Our Preservation Goals

The Tod Engine Foundation's project to preserve the Bethlehem blowing engines are guided by a specific set of goals.

The enginehouse contains 12 engines in various states of repair. The building is roughly divided into four sections. The easternmost section is the spare parts room. This area has a seperate overhead crane and would be best suited as a future restoration shop for the equipment collections of the NMIH.

The second section from columns 3 to 13 contains engines 2 thru 7. These are all tandem double acting engines. We intend to largely leave this portion of the building as is, stabilizing the engines but not performing any restoration work here.

From columns 13 to 24 contain engines 10, 11 and twin tandem double acting engine 14. This area also encompasses two large open areas where engines 8,9 and 12,13 were located. This portion of the building will be restored to a 1950s appearance. This means that the engines will be repainted, floors kept cleaned and the area will generally appear as it did during that time period.

From columns 24 to 29, the end of the building, contains engines 15,16,17. These are twin tandem double acting engines. This area will also be left largely as is, with stabilization efforts taken on the engines only.

Our plans for engines, 10, 11, 14 are as follows:

Engine 10- Reassemble engine performing mechanical overhaul as neccessary and cosmetic restoration. Install piston rods sans pistons and retrofit an electric motor drive. Design and install an automatic pressurized lube oil system. The goal here is to make this engine operable by push button by tour guides during enginehouse tours.

Engine 11- Perform complete mechanical and cosmetic restoration with a goal of eventual gas operation. This engine will also be fitted with electric drive, to be used for display operation and as a starting motor.

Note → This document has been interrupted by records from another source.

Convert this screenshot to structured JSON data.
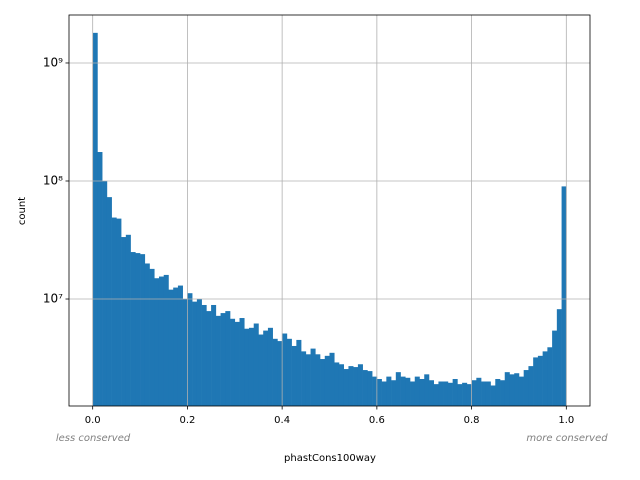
{
  "chart_data": {
    "type": "histogram",
    "xlabel": "phastCons100way",
    "ylabel": "count",
    "annotations": [
      "less conserved",
      "more conserved"
    ],
    "color": "#1f77b4",
    "log_y": true,
    "grid": true,
    "xlim": [
      -0.05,
      1.05
    ],
    "ylim": [
      1240000,
      2550000000
    ],
    "xticks": [
      {
        "value": 0,
        "label": "0.0"
      },
      0.2,
      0.4,
      0.6,
      0.8,
      {
        "value": 1,
        "label": "1.0"
      }
    ],
    "yticks": [
      {
        "value": 10000000,
        "label": "10⁷"
      },
      {
        "value": 100000000,
        "label": "10⁸"
      },
      {
        "value": 1000000000,
        "label": "10⁹"
      }
    ],
    "bins": [
      0,
      0.01,
      0.02,
      0.03,
      0.04,
      0.05,
      0.06,
      0.07,
      0.08,
      0.09,
      0.1,
      0.11,
      0.12,
      0.13,
      0.14,
      0.15,
      0.16,
      0.17,
      0.18,
      0.19,
      0.2,
      0.21,
      0.22,
      0.23,
      0.24,
      0.25,
      0.26,
      0.27,
      0.28,
      0.29,
      0.3,
      0.31,
      0.32,
      0.33,
      0.34,
      0.35,
      0.36,
      0.37,
      0.38,
      0.39,
      0.4,
      0.41,
      0.42,
      0.43,
      0.44,
      0.45,
      0.46,
      0.47,
      0.48,
      0.49,
      0.5,
      0.51,
      0.52,
      0.53,
      0.54,
      0.55,
      0.56,
      0.57,
      0.58,
      0.59,
      0.6,
      0.61,
      0.62,
      0.63,
      0.64,
      0.65,
      0.66,
      0.67,
      0.68,
      0.69,
      0.7,
      0.71,
      0.72,
      0.73,
      0.74,
      0.75,
      0.76,
      0.77,
      0.78,
      0.79,
      0.8,
      0.81,
      0.82,
      0.83,
      0.84,
      0.85,
      0.86,
      0.87,
      0.88,
      0.89,
      0.9,
      0.91,
      0.92,
      0.93,
      0.94,
      0.95,
      0.96,
      0.97,
      0.98,
      0.99,
      1
    ],
    "values": [
      1800000000,
      176000000,
      100000000,
      73000000,
      49000000,
      48000000,
      33500000,
      35000000,
      25000000,
      24500000,
      24000000,
      20000000,
      18000000,
      15000000,
      15500000,
      16000000,
      12000000,
      12500000,
      13000000,
      10000000,
      11200000,
      9500000,
      10000000,
      8900000,
      7900000,
      8900000,
      7200000,
      7600000,
      7900000,
      6800000,
      6400000,
      6900000,
      5600000,
      5700000,
      6200000,
      5000000,
      5400000,
      5700000,
      4600000,
      4400000,
      5100000,
      4600000,
      4000000,
      4500000,
      3600000,
      3400000,
      3800000,
      3400000,
      3100000,
      3300000,
      3500000,
      2900000,
      2800000,
      2550000,
      2700000,
      2650000,
      2800000,
      2500000,
      2450000,
      2200000,
      2100000,
      2000000,
      2200000,
      2050000,
      2400000,
      2200000,
      2150000,
      2000000,
      2200000,
      2100000,
      2300000,
      2050000,
      1900000,
      2000000,
      2000000,
      1950000,
      2100000,
      1900000,
      1950000,
      1900000,
      2050000,
      2150000,
      2000000,
      2000000,
      1850000,
      2100000,
      2050000,
      2400000,
      2300000,
      2350000,
      2200000,
      2500000,
      2700000,
      3200000,
      3300000,
      3600000,
      3900000,
      5400000,
      8200000,
      90000000
    ]
  }
}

Engine 14- Perform complete cosmetic restoration for static display.

It is the Tod Engine Foundation's intention to continue on in our role as the caretakers of the Bethlehem engines for the forseeable future, working under the direction of the National Museum of Industrial History. The blowing enginehouse is planned to become a stop on a proposed iron and steelmaking tour to be offered by the NMIH to be offered in the future.

There are also several issues concerning the long term maintenance and care of the blowing enginehouse itself which will be addressed by the Tod Engine Foundation, NMIH and the building owners.